On Jan. 9, Greek lawmakers voted to limit the power of Islamic courts operating in the country’s Western Thrace region, on its border with Turkey. The new law upends a system of maintaining separate legal rules for the region’s 100,000-strong Muslim minority that stretches back nearly a century. In an email interview, Effie Fokas, a senior research fellow at the Hellenic Foundation for European and Foreign Policy and a research associate at the London School of Economics’ Hellenic Observatory, discusses what motivated the government to pass the new law, as well as the broader experiences of religious minorities living in Greece.
WPR: What drove the Greek parliament’s decision to limit the powers of Islamic courts operating in the Western Thrace region?
Effie Fokas: The timing of the bill’s announcement made rather conspicuous the connection to a pending case against Greece before the European Court of Human Rights. On Dec. 6, the court heard the case of Chatitze Molla Sali, a Muslim woman in Western Thrace whose husband’s will bequeathed her his estate. The will, however, was contested by the deceased’s sisters on the grounds that for members of the Muslim community in Western Thrace, Islamic law, according to which two-thirds of the estate would go to the sisters, prevails over Greek civil law in matters of inheritance. Greece’s highest court ruled in the sisters’ favor that Islamic courts had jurisdiction over their inheritance.

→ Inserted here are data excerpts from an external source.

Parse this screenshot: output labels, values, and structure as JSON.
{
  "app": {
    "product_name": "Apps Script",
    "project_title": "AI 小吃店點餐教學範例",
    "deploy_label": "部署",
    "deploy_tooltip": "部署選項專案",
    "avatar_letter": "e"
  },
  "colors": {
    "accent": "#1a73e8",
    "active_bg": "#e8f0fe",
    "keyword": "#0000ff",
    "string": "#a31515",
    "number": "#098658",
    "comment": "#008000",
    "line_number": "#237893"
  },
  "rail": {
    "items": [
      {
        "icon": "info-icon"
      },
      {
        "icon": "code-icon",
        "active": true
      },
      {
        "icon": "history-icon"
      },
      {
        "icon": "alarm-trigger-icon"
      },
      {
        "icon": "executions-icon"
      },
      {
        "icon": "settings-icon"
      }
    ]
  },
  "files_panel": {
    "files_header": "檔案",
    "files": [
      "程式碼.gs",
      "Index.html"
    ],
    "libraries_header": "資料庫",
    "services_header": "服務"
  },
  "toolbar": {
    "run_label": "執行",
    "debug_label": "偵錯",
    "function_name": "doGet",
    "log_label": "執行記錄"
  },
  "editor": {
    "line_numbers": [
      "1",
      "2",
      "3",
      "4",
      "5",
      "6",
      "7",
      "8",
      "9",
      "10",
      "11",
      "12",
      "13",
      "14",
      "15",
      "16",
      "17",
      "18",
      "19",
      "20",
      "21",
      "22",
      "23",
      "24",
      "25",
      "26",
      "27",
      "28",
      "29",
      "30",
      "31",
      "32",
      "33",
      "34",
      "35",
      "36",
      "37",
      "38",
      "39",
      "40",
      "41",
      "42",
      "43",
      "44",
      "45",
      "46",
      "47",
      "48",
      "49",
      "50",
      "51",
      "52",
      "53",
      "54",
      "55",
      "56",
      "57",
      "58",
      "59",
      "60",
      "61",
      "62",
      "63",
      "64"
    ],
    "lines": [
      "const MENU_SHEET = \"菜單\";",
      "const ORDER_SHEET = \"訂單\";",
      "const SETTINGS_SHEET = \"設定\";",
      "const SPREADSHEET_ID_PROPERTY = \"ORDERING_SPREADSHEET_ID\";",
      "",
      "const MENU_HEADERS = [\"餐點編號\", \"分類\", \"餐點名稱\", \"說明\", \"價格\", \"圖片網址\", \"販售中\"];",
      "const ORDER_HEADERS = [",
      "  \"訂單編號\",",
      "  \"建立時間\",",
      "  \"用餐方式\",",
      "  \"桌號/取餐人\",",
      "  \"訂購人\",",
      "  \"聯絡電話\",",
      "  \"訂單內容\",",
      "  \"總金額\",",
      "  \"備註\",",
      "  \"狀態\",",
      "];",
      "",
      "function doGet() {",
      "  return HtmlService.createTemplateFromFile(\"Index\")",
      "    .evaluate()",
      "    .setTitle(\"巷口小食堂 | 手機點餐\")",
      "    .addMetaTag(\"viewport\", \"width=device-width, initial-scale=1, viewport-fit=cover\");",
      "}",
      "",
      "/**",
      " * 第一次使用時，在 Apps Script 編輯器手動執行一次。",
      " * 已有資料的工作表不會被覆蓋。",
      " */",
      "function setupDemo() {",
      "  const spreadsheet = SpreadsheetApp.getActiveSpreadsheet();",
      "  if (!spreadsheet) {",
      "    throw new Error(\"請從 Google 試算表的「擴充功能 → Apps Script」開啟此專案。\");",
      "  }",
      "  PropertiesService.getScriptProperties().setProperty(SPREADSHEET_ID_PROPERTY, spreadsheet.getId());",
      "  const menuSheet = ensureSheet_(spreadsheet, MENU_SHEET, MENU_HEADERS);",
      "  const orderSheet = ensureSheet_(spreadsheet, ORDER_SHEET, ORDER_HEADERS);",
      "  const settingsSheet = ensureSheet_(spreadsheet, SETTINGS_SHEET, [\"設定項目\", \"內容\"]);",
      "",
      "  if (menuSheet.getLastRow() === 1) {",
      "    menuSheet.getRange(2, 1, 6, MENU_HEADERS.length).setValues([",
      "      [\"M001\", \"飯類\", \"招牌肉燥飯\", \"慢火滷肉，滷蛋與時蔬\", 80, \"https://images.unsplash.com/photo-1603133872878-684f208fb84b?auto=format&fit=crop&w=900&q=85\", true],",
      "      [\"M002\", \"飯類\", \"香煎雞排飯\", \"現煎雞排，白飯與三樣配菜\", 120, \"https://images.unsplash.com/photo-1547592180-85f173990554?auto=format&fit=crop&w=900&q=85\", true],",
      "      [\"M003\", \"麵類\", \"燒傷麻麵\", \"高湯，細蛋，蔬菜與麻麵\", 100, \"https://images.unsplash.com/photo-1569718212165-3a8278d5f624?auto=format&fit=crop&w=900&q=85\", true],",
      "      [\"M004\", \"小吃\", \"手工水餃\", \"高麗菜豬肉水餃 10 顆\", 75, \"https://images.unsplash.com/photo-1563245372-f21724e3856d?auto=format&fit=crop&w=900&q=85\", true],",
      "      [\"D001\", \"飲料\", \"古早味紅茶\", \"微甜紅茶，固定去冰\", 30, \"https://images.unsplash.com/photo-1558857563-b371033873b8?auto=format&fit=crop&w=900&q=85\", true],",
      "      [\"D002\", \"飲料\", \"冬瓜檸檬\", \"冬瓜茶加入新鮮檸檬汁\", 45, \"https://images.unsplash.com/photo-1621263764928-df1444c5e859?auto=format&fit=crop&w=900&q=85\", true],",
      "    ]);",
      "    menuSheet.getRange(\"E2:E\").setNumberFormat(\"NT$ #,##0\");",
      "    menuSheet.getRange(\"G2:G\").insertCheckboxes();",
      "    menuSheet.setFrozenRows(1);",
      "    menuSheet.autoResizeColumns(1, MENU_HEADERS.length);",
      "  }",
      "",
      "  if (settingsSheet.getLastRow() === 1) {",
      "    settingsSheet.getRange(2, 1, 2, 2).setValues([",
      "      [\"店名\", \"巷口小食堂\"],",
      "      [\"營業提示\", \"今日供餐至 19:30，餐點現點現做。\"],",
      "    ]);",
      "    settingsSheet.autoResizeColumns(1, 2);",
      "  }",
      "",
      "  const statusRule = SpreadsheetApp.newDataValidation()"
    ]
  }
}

Western Thrace exists as an anomaly in Europe given the prevalence of Shariah courts over secular courts on matters related to family law, which is a result of a population exchange between Greece and Turkey after World War I and the terms set out in the 1923 Treaty of Lausanne. The Greek government has already lost several cases in the European Court of Human Rights related to the authority of Shariah in the region and is keen to avoid further embarrassment over an issue that draws significant negative attention from its European partners.